The first assignment is
available. Today I will go over the Rao-Blackwell theorem
again, with clear proofs of the lemmas that it uses.
Lemma: Let A be any set of mutually exclusive, exhaustive events. Let f be any function of x. Then E[f(x)] = E[ E[f(x)|A] where the outer expectation averages over the events A, and the inner expectation averages over the x belonging to each A.
The statement of the lemma assumes that the subsets {A} are a
partition of X.
Proof (discrete case only): Using the definition of expectation, E[ E[f(x)|A] = SUM_A p(A) * [ SUM_x in A p(x|x in A)f(x) ].

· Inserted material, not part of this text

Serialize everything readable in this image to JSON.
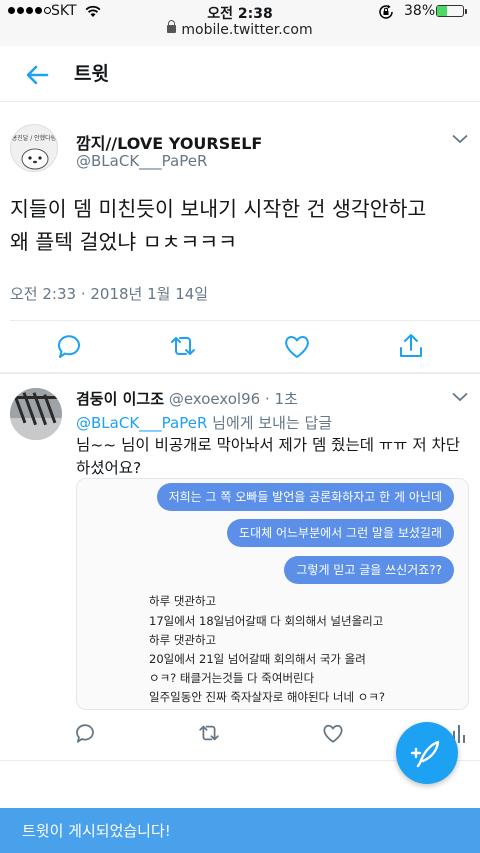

Write A(x) to mean the subset A containing x. Because the {A}
are a partition of X, E[ E[f(x)|A] = SUM_x p(A(x)) *
p(x|x in A(x)) * f(x).
Now p(x|x in B) = p(x and x in B)/p(x in B) by the definition of conditional probability. The numerator is 0 if x is not in B. It is just p(x) if x is in B.
So E[ E[f(x)|A] = SUM_x p(A(x)) * p(x) / p(A(x)) *
f(x) and we can cancel p(A(x)) out, giving the result.
Definition: The function c: R-> R is convex if bc(x) + (1-b)c(y) >= c(bx +(1-b)y) for all x and y, for 0 <= b <= 1.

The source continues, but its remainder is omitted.